Das Erbe der Atomenergie: Wo die DDR bis heute strahlt

Das Kernkraftwerk Rheinsberg wurde 1990 abgeschaltet - doch der Rückbau ist immer noch nicht abgeschlossen. In den nächsten 30 Jahren soll die Anlage "in Ruhe abklingen". Kosten bisher: 440 Millionen Euro.

Menz - Das Straßenschild kurz hinter dem Friedensplatz des kleinen Ortes Menz weist den Weg noch immer zum „Kernkraftwerk Rheinsberg“. Wer der gut vier Kilometer langen Betonpiste durch den Wald folgt, passiert zunächst ein offen stehendes Tor mit Friedenstauben in beiden Flügeln und landet 200 Meter weiter an einer bewachten Sperre. Hier ist Schluss für unangemeldete Besucher. Obwohl das Kraftwerk am Stechlinsee vor fast 21 Jahren die letzte Kilowattstunde Strom lieferte und sich der Reaktorbehälter seit dem Herbst 2007 im Zwischenlager Lubmin bei Greifswald befindet, gelten hier noch immer die strengen Sicherheitsbestimmungen für Atomanlagen.
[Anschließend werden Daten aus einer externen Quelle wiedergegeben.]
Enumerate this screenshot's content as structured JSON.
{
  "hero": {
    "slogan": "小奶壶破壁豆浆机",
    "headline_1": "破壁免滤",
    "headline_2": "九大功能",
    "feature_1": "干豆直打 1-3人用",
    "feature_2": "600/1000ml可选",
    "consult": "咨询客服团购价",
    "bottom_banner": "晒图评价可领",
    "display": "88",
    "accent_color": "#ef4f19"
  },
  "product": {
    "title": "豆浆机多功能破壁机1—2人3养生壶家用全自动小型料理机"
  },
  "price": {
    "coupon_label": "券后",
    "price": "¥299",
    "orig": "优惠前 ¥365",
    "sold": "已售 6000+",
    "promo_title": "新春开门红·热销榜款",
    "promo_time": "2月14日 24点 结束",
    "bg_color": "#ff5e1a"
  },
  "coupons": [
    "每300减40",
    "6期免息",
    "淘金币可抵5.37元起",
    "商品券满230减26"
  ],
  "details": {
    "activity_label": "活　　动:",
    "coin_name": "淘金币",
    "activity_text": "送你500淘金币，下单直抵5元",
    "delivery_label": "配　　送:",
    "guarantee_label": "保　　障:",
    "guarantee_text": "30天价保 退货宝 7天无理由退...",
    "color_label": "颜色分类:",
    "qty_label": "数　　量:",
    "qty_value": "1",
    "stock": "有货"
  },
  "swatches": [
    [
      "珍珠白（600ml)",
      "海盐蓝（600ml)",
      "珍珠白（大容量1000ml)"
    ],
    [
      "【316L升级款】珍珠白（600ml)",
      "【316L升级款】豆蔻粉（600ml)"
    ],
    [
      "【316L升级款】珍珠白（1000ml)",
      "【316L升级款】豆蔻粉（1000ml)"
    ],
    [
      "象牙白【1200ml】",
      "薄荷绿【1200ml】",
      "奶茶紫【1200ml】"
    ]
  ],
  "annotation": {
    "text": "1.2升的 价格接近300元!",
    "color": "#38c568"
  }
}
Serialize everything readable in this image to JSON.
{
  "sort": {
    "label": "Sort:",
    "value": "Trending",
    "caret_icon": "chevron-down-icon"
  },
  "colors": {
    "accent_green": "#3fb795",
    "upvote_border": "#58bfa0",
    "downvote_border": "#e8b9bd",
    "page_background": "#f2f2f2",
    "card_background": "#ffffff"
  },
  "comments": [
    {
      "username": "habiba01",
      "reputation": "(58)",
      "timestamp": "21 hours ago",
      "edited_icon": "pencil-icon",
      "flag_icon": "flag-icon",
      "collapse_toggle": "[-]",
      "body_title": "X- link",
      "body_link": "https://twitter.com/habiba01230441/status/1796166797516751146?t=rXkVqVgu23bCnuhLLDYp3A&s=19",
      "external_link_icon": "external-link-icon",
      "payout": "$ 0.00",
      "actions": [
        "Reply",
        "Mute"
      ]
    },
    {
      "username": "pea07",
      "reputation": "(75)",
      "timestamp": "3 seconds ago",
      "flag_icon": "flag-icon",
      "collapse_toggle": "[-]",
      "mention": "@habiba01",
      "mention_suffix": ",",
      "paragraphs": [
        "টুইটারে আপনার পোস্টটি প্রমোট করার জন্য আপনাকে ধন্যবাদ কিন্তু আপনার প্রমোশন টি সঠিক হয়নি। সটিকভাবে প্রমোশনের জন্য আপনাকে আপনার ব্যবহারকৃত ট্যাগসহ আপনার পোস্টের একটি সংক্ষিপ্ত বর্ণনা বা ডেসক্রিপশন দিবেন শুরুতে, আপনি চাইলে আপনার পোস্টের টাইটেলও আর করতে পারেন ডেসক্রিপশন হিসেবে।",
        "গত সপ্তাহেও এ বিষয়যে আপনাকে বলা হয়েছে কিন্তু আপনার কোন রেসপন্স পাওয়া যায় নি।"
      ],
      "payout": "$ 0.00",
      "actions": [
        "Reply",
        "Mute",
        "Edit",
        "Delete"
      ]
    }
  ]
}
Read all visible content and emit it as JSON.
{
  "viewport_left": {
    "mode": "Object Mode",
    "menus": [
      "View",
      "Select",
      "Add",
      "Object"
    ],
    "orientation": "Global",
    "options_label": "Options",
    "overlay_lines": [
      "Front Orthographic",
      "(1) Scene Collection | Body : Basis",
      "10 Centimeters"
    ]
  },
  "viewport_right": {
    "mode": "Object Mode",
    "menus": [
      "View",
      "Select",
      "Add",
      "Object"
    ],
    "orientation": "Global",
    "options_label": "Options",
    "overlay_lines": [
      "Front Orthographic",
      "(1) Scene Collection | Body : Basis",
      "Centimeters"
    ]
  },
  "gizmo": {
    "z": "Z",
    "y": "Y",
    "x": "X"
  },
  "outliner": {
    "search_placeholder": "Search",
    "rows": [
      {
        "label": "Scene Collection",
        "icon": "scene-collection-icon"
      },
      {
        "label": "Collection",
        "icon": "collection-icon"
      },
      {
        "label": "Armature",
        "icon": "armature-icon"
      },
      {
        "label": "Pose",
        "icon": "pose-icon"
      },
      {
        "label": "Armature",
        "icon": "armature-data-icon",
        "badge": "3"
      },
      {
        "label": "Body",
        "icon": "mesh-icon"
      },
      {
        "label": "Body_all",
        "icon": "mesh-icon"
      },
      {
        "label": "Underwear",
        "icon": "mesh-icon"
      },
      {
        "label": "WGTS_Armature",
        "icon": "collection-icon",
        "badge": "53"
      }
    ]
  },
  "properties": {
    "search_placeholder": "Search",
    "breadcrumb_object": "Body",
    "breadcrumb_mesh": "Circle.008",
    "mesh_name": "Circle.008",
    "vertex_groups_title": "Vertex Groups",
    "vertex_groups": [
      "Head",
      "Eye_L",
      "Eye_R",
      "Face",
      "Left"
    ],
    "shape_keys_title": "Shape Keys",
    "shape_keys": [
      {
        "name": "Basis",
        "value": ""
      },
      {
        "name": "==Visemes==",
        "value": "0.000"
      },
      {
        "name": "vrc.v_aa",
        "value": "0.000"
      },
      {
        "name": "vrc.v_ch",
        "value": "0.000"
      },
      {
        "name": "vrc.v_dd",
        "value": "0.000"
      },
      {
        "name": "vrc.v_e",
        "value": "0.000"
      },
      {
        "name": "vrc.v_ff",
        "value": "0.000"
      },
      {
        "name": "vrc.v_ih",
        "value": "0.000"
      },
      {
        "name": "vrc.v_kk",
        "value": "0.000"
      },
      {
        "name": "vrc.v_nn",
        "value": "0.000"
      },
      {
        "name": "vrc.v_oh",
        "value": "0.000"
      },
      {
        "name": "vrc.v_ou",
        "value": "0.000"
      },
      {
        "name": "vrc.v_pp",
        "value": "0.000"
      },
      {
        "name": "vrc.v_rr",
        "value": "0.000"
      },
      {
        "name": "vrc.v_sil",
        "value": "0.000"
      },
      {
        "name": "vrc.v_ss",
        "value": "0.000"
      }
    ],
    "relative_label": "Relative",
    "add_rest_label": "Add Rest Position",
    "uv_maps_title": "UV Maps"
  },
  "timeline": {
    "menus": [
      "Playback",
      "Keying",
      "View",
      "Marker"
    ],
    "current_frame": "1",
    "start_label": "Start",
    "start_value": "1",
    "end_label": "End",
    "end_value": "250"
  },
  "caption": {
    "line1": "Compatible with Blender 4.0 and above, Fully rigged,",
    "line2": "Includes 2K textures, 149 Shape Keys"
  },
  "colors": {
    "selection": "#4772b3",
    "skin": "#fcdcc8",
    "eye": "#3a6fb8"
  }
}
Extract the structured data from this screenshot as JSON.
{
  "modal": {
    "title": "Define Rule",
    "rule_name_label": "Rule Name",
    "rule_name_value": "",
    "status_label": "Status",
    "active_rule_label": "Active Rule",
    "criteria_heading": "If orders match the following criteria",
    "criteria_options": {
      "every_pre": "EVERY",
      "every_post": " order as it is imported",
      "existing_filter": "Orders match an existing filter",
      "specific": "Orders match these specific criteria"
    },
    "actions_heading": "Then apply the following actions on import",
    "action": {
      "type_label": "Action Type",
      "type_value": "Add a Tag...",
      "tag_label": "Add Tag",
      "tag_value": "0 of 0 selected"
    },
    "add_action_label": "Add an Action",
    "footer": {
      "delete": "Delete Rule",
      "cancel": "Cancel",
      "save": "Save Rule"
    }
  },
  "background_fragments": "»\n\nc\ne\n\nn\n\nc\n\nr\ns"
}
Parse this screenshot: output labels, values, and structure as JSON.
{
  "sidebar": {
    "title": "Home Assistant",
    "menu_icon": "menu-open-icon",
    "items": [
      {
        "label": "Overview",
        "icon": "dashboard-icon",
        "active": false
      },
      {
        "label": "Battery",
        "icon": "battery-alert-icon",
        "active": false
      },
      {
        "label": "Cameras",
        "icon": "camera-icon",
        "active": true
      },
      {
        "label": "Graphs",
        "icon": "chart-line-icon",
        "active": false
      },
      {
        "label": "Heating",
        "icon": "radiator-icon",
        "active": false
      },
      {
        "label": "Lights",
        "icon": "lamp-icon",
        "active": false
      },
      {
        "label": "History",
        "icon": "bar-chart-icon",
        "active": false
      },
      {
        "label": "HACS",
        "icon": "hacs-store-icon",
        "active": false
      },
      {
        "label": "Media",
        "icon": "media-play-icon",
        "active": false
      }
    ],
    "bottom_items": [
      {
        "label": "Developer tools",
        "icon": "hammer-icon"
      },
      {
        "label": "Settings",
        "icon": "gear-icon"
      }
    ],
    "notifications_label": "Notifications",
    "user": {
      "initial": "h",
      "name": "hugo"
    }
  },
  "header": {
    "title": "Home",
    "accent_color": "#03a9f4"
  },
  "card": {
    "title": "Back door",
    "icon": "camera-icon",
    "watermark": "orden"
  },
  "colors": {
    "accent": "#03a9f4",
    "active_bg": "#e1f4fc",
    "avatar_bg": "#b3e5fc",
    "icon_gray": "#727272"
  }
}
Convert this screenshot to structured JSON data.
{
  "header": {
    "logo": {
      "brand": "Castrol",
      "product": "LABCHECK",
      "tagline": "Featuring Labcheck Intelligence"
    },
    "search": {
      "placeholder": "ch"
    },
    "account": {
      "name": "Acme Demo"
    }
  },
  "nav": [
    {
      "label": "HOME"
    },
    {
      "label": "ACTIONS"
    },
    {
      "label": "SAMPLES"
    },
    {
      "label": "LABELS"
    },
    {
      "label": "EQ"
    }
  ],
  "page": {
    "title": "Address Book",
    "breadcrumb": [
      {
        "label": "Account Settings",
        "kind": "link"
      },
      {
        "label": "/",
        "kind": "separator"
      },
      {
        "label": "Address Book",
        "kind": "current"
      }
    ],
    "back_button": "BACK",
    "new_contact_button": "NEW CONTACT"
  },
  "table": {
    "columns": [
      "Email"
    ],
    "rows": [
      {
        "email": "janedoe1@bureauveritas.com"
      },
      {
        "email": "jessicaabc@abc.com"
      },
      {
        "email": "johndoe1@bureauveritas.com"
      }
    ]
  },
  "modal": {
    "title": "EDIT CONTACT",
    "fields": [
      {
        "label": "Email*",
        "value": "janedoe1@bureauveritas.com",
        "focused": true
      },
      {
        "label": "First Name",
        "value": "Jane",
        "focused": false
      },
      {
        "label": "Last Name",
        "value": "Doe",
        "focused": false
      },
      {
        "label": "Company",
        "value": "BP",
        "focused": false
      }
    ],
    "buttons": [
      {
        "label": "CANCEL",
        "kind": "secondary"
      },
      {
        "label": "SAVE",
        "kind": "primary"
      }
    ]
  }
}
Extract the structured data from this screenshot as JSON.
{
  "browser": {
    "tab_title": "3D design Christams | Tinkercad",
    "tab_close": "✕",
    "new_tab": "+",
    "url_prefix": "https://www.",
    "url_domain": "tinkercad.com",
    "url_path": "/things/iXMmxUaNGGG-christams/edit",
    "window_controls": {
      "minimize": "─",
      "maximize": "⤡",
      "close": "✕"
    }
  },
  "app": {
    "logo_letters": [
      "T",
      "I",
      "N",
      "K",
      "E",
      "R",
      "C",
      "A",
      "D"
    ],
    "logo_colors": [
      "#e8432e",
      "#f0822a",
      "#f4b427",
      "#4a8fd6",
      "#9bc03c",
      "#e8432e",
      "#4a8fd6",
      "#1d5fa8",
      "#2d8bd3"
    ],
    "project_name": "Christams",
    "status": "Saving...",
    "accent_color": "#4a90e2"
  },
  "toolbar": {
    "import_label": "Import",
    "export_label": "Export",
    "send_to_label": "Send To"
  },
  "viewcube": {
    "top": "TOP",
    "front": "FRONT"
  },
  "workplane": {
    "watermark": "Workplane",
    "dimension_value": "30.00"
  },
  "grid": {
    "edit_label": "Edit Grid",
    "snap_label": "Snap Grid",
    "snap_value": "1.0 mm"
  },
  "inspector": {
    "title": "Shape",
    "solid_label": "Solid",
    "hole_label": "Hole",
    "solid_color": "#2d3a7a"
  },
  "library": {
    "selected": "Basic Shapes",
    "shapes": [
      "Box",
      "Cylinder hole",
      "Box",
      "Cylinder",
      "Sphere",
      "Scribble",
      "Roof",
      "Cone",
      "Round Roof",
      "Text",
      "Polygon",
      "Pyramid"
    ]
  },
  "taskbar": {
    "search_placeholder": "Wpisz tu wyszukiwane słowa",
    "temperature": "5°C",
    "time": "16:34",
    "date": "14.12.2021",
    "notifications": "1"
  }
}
Ein Angestellter auf dem Parkplatz vor dem Tor bestätigt die nach wie vor aufwendige Prozedur. „Alle Arbeiter müssen sich bis auf das letzte Hemd ausziehen und in firmeneigene Unterwäsche, Strümpfe, Schuhe, Overalls und Handschuhe schlüpfen“, sagt er. „Erst nach gründlichem Duschen und einer Überprüfung in einer Schleuse darf man wieder in seine Kleidung steigen.“

Auch zwei Jahrzehnte nach Stilllegung der Anlage bleibt die Lage kompliziert. „Eine reale Gefahr für Leib und Leben besteht längst nicht mehr“, bestätigt die Betriebsleitung. „Aber die gesetzlichen Bestimmungen zwingen uns nach wie vor zu solchen Sicherheitsvorkehrungen.“ Und sie zeigen, wie langwierig selbst der Rückbau eines vergleichsweise kleinen Kernkraftwerks ist. Der Rheinsberger Reaktor schaffte nur eine Leistung von 70 Megawatt, gerade genug, um eine Stadt wie Potsdam mit Strom zu versorgen. Die jetzt in Japan betroffenen Anlagen produzierten mehr als 600 Megawatt.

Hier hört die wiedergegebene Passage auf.